Web TV www.labourseetlavie.com : Il y a même eu dans ce contexte-là, comme disent les spécialistes, une dégradation des protections, des covenents, ça c’est un phénomène durable ?

Éric Pictet, Directeur général de Muzinich Associés : Oui, alors il faut voir cela un petite dans le détail parce que c’est… il faut regarder plus en détail comment les couvernents et les covenents et les couvertures sont réellement faites. Donc cela n’est pas inquiétant dans le principe. Il faut voir le trend. Ce qui est sûr, c’est que le cycle du crédit n’a pas pu se faire à cause des éléments que j’ai expliqués plus tôt, l’humain étant « greedy » de toutes façons, il va bien falloir à un moment donné, si la croissance repart fort, il y aura de plus en plus de MNA, il y aura de plus en plus de leviers et ces leviers-là vont apporter à terme, deux ou trois ans plus tard, des taux de défauts qui vont arriver. Pour l’instant, on n’en est pas là, on est à 400 bp de spread aux États-Unis, on a perdu 50 bp depuis le début de l’année, on est à 120 bp du plus bas que l’on a connu en mai 2007, on ne peut pas beaucoup baisser, mais il n’y a rien d’inquiétant par rapport au taux de défaut actuel.

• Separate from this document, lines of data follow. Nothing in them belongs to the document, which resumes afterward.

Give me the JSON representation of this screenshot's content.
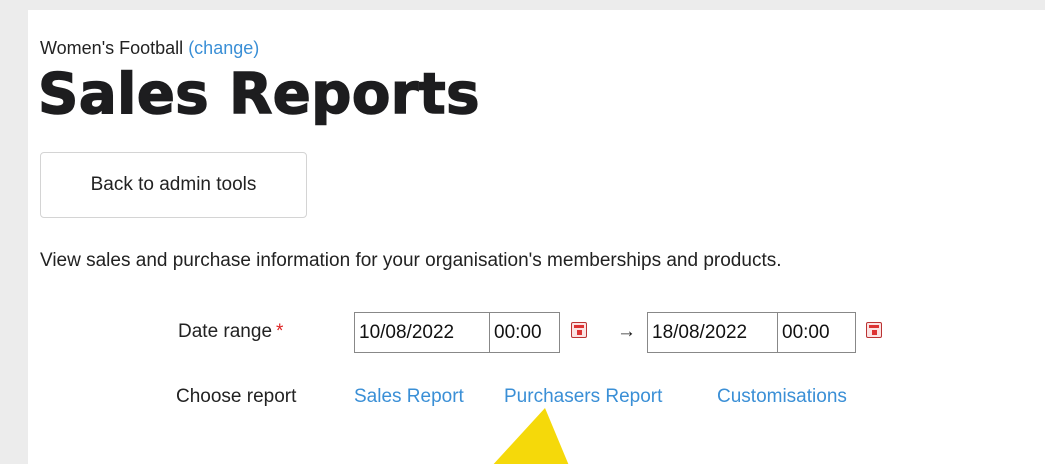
{
  "header": {
    "org_name": "Women's Football",
    "change_label": "(change)",
    "title": "Sales Reports"
  },
  "actions": {
    "back_label": "Back to admin tools"
  },
  "intro_text": "View sales and purchase information for your organisation's memberships and products.",
  "date_range": {
    "label": "Date range",
    "required_mark": "*",
    "start_date": "10/08/2022",
    "start_time": "00:00",
    "arrow": "→",
    "end_date": "18/08/2022",
    "end_time": "00:00"
  },
  "reports": {
    "label": "Choose report",
    "links": [
      "Sales Report",
      "Purchasers Report",
      "Customisations"
    ]
  },
  "colors": {
    "link": "#3a8fd6",
    "required": "#dd2222",
    "annotation_arrow": "#f5d90a"
  }
}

Web TV www.labourseetlavie.com : Quelque part cet environnement sur le high yield reste favorable alors qu’effectivement on aurait pu dire, à un moment donné, ce que vous dites c’est-à-dire que les défauts, d’autres défauts peut-être auraient pu évoluer, on n’en est pas encore là ?

Éric Pictet, Directeur général de Muzinich Associés : Si je prends une métaphore, je dis que l’on est en sixième vitesse dans une voiture c’est-à-dire on appuie, mais il n’y a plus grand-chose. D’un autre côté, en face de nous, il y a quoi ? C’est du plat ou un léger faux plat montant, mais il y a assez de puissance aujourd’hui pour la montée, il faudra voir comment se passe à la fois la croissance, le levier des entreprises et les taux de défaut futurs.

Web TV www.labourseetlavie.com : On parlait tout à l’heure des obligations, quand on avait quand même que des marchés, enfin des taux espagnols quelque part présentaient moins de risques que des taux anglais par exemple, il y a à un moment donné des investisseurs qui se disent « quand même mais… » quels raisonnements peuvent tenir les investisseurs pour créer ce genre de marché ? »

Éric Pictet, Directeur général de Muzinich Associés : On est d’accord, la Grèce est à maintenant… était tombée le 11 juin, avant les annonces, à 50-55,50, le plus bas depuis décembre 2009. Alors, depuis, quand même le Portugal, la chambre constitutionnelle a refusé quelques réformes du gouvernement, donc on a repris 48 bp, mais ce que j’ai dit pour la dette française au début de l’intervention est encore plus valable pour les pays dits périphériques. Donc où est le risque ? C’est pour cela que je dis toujours, le risque dans un crédit, dans un portefeuille de crédits bien diversifié, et sans doute moins important que dans les états. D’un autre côté, si les états ont de réels problèmes, cela aura bien sûr des impacts importants sur la vie économique.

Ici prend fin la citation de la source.